Creating Your Target Profile
The Target Profile represents where you want your cybersecurity program to be. It should be driven by business requirements, risk assessment results, regulatory obligations, and available resources.
- Consider your risk assessment results — prioritize subcategories that address your highest risks
- Account for regulatory requirements (HIPAA, PCI DSS, etc.) that mandate specific controls
- Factor in customer and partner expectations for security maturity
- Be realistic about available budget and staffing — an unachievable target is counterproductive
- Use industry-specific community profiles as a starting point if available
- Set a timeline — most organizations plan a 12-24 month horizon for their Target Profile
Gap Analysis: Current vs Target
The gap between your Current Profile and Target Profile is the actionable output of the profiling process. Each gap represents an area needing improvement, which can be prioritized by risk impact and implementation feasibility.
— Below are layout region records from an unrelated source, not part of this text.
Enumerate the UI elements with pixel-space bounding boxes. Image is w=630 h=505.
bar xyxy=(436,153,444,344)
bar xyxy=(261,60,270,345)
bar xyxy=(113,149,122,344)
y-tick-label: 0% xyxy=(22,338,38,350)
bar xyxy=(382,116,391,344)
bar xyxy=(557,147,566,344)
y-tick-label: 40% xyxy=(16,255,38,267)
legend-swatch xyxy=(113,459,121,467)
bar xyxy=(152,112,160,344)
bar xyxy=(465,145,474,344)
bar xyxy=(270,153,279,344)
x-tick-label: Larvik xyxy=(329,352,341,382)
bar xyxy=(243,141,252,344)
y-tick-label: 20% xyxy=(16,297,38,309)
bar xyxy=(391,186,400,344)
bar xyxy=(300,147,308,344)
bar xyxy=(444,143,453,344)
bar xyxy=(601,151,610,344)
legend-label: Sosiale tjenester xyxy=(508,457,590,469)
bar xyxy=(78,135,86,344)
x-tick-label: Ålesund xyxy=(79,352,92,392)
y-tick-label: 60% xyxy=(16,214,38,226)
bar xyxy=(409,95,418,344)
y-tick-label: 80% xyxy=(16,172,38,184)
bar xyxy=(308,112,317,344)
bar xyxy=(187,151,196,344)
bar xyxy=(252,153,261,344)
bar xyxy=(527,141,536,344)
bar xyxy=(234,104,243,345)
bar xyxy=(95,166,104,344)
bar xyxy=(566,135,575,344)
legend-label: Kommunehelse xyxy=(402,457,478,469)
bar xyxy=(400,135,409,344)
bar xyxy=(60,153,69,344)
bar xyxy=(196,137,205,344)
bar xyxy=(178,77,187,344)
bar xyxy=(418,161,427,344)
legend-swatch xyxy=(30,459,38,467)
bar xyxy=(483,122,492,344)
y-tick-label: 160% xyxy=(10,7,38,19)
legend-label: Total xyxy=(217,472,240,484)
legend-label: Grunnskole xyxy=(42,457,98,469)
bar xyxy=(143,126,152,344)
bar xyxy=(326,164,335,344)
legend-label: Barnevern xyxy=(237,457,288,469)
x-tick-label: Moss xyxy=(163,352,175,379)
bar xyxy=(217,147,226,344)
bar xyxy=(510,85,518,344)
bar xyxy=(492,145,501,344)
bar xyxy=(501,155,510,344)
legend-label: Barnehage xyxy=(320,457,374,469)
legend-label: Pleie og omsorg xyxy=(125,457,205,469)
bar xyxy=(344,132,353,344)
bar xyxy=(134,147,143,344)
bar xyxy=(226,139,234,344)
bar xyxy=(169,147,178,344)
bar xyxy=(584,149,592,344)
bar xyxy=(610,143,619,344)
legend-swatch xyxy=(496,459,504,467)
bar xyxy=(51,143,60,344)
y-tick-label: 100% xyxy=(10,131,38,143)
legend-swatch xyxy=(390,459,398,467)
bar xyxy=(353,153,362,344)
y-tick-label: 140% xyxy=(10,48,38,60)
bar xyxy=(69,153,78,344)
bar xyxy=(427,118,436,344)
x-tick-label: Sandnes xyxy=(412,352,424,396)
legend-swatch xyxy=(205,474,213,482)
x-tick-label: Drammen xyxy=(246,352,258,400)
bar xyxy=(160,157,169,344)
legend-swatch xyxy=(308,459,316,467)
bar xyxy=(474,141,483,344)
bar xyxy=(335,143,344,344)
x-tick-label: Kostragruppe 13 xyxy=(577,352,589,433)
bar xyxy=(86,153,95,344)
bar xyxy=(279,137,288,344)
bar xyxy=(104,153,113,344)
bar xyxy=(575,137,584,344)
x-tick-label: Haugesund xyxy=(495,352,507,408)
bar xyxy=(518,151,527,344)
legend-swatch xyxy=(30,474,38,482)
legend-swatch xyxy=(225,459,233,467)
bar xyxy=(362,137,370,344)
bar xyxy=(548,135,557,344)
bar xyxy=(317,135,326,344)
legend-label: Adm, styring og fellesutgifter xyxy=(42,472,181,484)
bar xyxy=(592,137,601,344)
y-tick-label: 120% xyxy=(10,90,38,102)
| Subcategory | Current State | Target State | Gap | Priority |
|---|---|---|---|---|
| PR.AA-01: Identity management | Partially Implemented | Fully Implemented | Formalize identity lifecycle | High |
| PR.AA-03: MFA for remote access | Not Implemented | Fully Implemented | Deploy MFA | Critical |
| PR.AT-01: Security training | Partially Implemented | Largely Implemented | Annual training + phishing sims | Medium |
| PR.DS-01: Data at rest protection | Largely Implemented | Fully Implemented | Encrypt all databases | Medium |
| PR.PS-01: Configuration management | Not Implemented | Largely Implemented | Implement baselines + monitoring | High |
Community Profiles in CSF 2.0
NIST CSF 2.0 introduces the concept of Community Profiles — pre-built profiles for specific sectors, use cases, or technologies. These provide a starting point that organizations can customize.
ℹ️ Available community profiles
NIST and industry groups are developing community profiles for sectors like manufacturing, healthcare, water utilities, and elections infrastructure. These profiles identify the most relevant subcategories and recommended implementation levels for each sector.
Profile Maintenance
Profile Update Cycle
Quarterly
Review progress toward Target Profile, update Current Profile as controls are implemented
Semi-annually
Reassess Target Profile against evolving threats and business changes
Annually
Conduct full profile refresh: new risk assessment, updated Current Profile, revised Target Profile
As needed
Update after significant incidents, organizational changes, or new regulatory requirements
How detailed should my profile be?
Profile at the subcategory level (106 items in CSF 2.0) for meaningful analysis. For each subcategory, document your current state and target state, plus a brief justification. This typically produces a document of 20-40 pages or a structured spreadsheet.
Can I use someone else's Target Profile?
Community profiles and industry examples are good starting points, but your Target Profile must be customized to your organization's specific risk environment, business requirements, and resources. A hospital's target looks very different from a SaaS startup's target.
What if my Current Profile shows we are at Tier 1?
This is a common and honest finding, especially for smaller organizations. Do not be discouraged. Use the gap analysis to identify the highest-impact, lowest-cost improvements. Moving from Tier 1 to Tier 2 typically requires 3-6 months of focused effort and provides the greatest risk reduction per dollar spent.
Should I share my profiles with customers?
Sharing your Target Profile and progress toward it demonstrates transparency and commitment to security. Many organizations share a summary-level version during customer security reviews, while keeping detailed subcategory assessments internal.